Major Events That Warrant a Plan Review
 

  • Marriage or divorce.

  • An addition to the family (birth, adoption, stepchildren, etc.).

  • A family member has died, become seriously ill, or has become incapacitated.

  • Any substantial change in assets such as property, an inheritance, monetary gift, or even loss of value of assets.

  • A family member has become a dependent of yours.

  • There has been a change in your income such as a career change or retirement.

  • Children or grandchildren have become adults.

  • A change in long-term care or life insurance.

  • Borrowing substantial amounts of money or taking on other liability.

  • Substantial investment changes in either gains or losses.
     

 

Estate Tax
 

Individuals who have an estate with a value greater than $5 million may be affected by recent tax laws such as the Tax Cuts and Jobs Act (TCJA). From 2018 until 2025, the Estate Tax and Gift Tax Exemption increased to $11.2 million for individuals and $22.4 million for married couples. After 2025, the rate will return to pre-2018 rates of $5.49 million for individuals. All rates are should be adjusted for inflation depending on the year. What this means is, if your individual estate’s value is worth less than $11.2 million, you will not have to pay the estate tax. Any amount exceeding this figure will be taxed at generally 40%.

Annual Gift Exclusion
 

Monetary gifts made during your lifetime may be subject to taxes, but annual gifts under a certain amount will not be taxed or counted towards this lifetime gift. From 2018, the annual gift tax exclusion will increase to $15,000 for individuals or $30,000 for married couples. What this means is, a married couple may gift up to $30,000 to any number of individuals in a year and not have it count against their lifetime exemption amount. Any amount to an individual over the $30,000 for married couples ($15,000 for single) will have to file a gift tax return and may be subject to taxes.

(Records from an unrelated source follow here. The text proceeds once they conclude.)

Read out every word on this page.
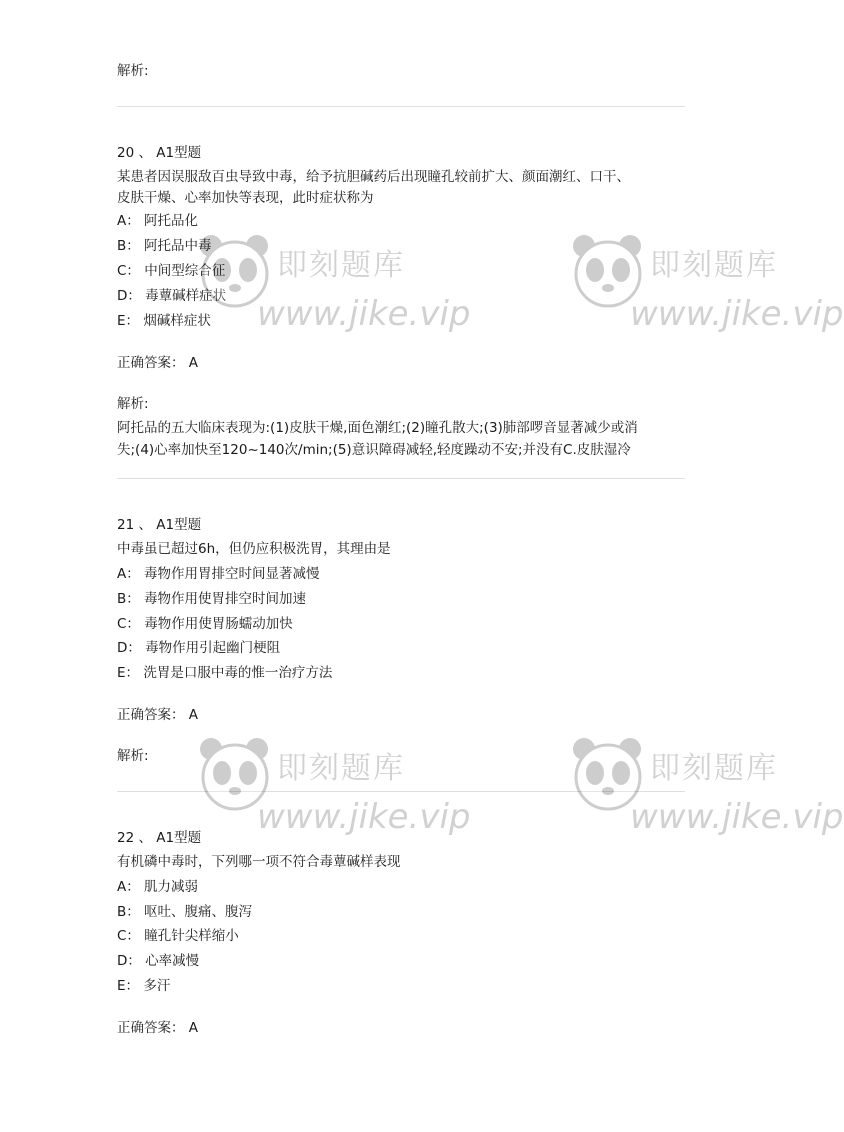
解析:
20 、 A1型题
某患者因误服敌百虫导致中毒，给予抗胆碱药后出现瞳孔较前扩大、颜面潮红、口干、
皮肤干燥、心率加快等表现，此时症状称为
A： 阿托品化
B： 阿托品中毒
C： 中间型综合征
D： 毒蕈碱样症状
E： 烟碱样症状
正确答案： A
解析:
阿托品的五大临床表现为:(1)皮肤干燥,面色潮红;(2)瞳孔散大;(3)肺部啰音显著减少或消
失;(4)心率加快至120~140次/min;(5)意识障碍减轻,轻度躁动不安;并没有C.皮肤湿冷
21 、 A1型题
中毒虽已超过6h，但仍应积极洗胃，其理由是
A： 毒物作用胃排空时间显著减慢
B： 毒物作用使胃排空时间加速
C： 毒物作用使胃肠蠕动加快
D： 毒物作用引起幽门梗阻
E： 洗胃是口服中毒的惟一治疗方法
正确答案： A
解析:
22 、 A1型题
有机磷中毒时，下列哪一项不符合毒蕈碱样表现
A： 肌力减弱
B： 呕吐、腹痛、腹泻
C： 瞳孔针尖样缩小
D： 心率减慢
E： 多汗
正确答案： A
即刻题库
www.jike.vip
即刻题库
www.jike.vip
即刻题库
www.jike.vip
即刻题库
www.jike.vip
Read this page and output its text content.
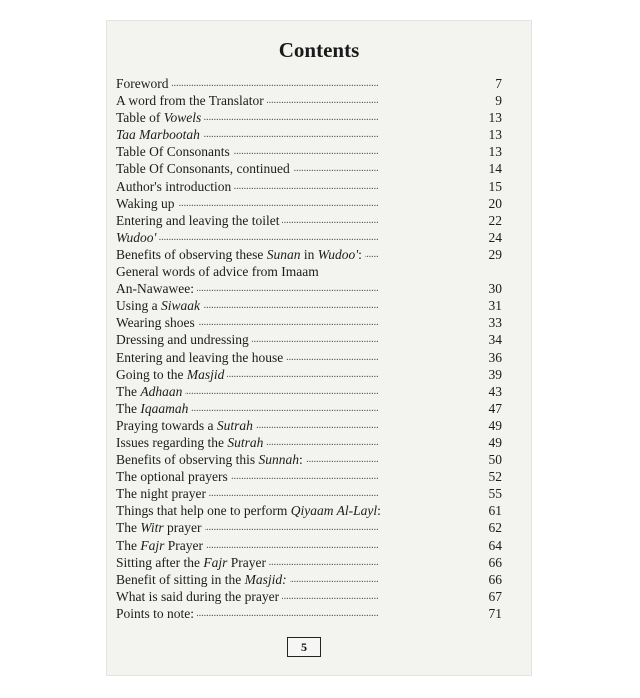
Contents
. . .
Foreword	7
. . .
A word from the Translator	9
. . .
Table of Vowels	13
. . .
Taa Marbootah	13
. . .
Table Of Consonants	13
. . .
Table Of Consonants, continued	14
. . .
Author's introduction	15
. . .
Waking up	20
. . .
Entering and leaving the toilet	22
. . .
Wudoo'	24
. . .
Benefits of observing these Sunan in Wudoo':	29
General words of advice from Imaam
. . .
An-Nawawee:	30
. . .
Using a Siwaak	31
. . .
Wearing shoes	33
. . .
Dressing and undressing	34
. . .
Entering and leaving the house	36
. . .
Going to the Masjid	39
. . .
The Adhaan	43
. . .
The Iqaamah	47
. . .
Praying towards a Sutrah	49
. . .
Issues regarding the Sutrah	49
. . .
Benefits of observing this Sunnah:	50
. . .
The optional prayers	52
. . .
The night prayer	55
. . .
Things that help one to perform Qiyaam Al-Layl:	61
. . .
The Witr prayer	62
. . .
The Fajr Prayer	64
. . .
Sitting after the Fajr Prayer	66
. . .
Benefit of sitting in the Masjid:	66
. . .
What is said during the prayer	67
. . .
Points to note:	71
5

In the case of the death of a spouse, any unused exclusion amount ($11.2 million) of the deceased spouse’s estate may be transferred to the surviving spouse.  For example, the deceased spouse’s estate elects to transfer $5 million to the surviving spouse. That surviving spouse will now have an exclusion amount of their base individual $11.2 million in addition to the $5 million for a total exclusion amount of $16.2 million. They will not have to pay the estate tax until their estate’s worth is more than this $16.2 million. This transfer of exclusion costs is referred to as portability.

Generation Skip Tax (GST)

Along with the other tax changes from 2017, the tax exemption amount for the Generation Skip Tax has been doubled to $11.18 million (to be adjusted for inflation depending on year) and will also return to pre-2018 levels after 2025.

A Generation Skip Tax is a tax similar to the gift tax but applies when funds are transferred to a skip person. This tax is applied on top of the other taxes such as the Estate Tax and the Gift Tax.

A skip person is anyone who is two or more generations younger than you such as a grandchild. Anything over the exclusion amount of $11.18 million will be taxed at generally 40%.

It is important to note this tax may apply to certain transfers such as from trusts and that the tax exemption for the Generation Skip Tax is non-portable. Any unused exclusion amount cannot be transferred to a surviving spouse in the case one spouse’s death. Other considerations;
 

  • Having a list of family members, relations, and noting any special circumstances can help organize specific instructions in your plan.

  • Is your choice for executor or guardian for your children still appropriate?

  • Is your living will up to date?

  • Does the will contain power of attorney in case of your incapacitation?

  • Are medical decisions such as a Do Not Resuscitate order included?

  • Will you be giving to a charity?

  • Living Trusts have some benefits, which can make the distribution of asset process simpler, but may also be costly.

 

Lastly, if you have moved to another state, it is important to review your plan to assure it meets state laws so that parts do not become invalid due to being subject to the different laws of that state.